Alla sera, nelle giornate più calde, soleva fermarsi nella terrazza fuori dal bar in attesa di compagnia, che non tardava a venire, per bere un bicchiere di vino offerto dai suoi paesani. Spesso, a seguito delle arrabbiature prese per le battute sulle “sue campane”, finiva in pianti dirotti seguiti da ubriacature innocue che sfociavano in canti di natura popolare. La sua canzone preferita era “la Stéla” e altre canzoni di Natale. Altri avventori del bar si univano spesso a formare un coro e tutto finiva in allegre pacche sulle spalle.
Quando si vedeva Marino correre a casa spingendo le pecore al trotto, qualunque fosse il tempo in quel momento, si poteva star certi che sarebbe andato a piovere.
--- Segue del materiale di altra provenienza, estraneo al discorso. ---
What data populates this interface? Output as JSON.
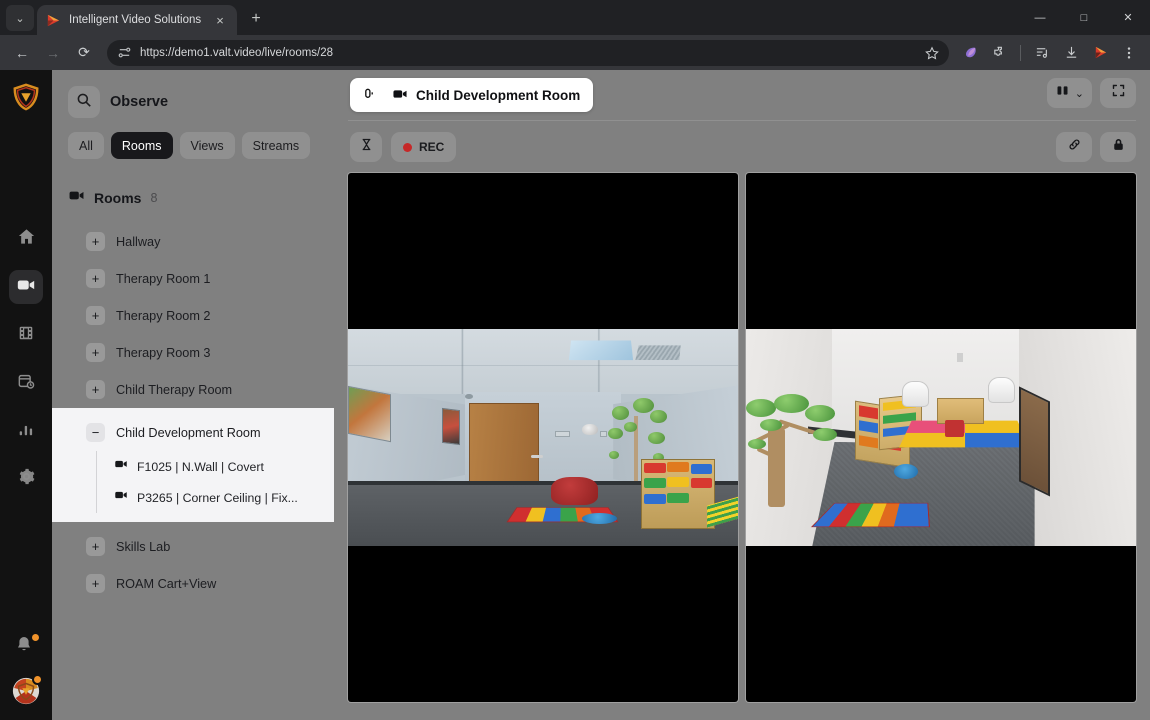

Quando c’era uno sposalizio, portava bene farsi fotografare vicino a lui che si affannava a suonare le campane, spingendo come un forsennato quei cerchioni che servivano per farle girare. Onnipresente vicino alle “sue” campane, ha segnato per il paese i momenti belli e quelli brutti, i matrimoni e le morti, la chiamata alla messa, il mezzogiorno, l’Ave Maria della sera.
Anche a Marino un grande grazie. Grazie perché il Paese è vissuto anche in te, che non lo hai mai tradito.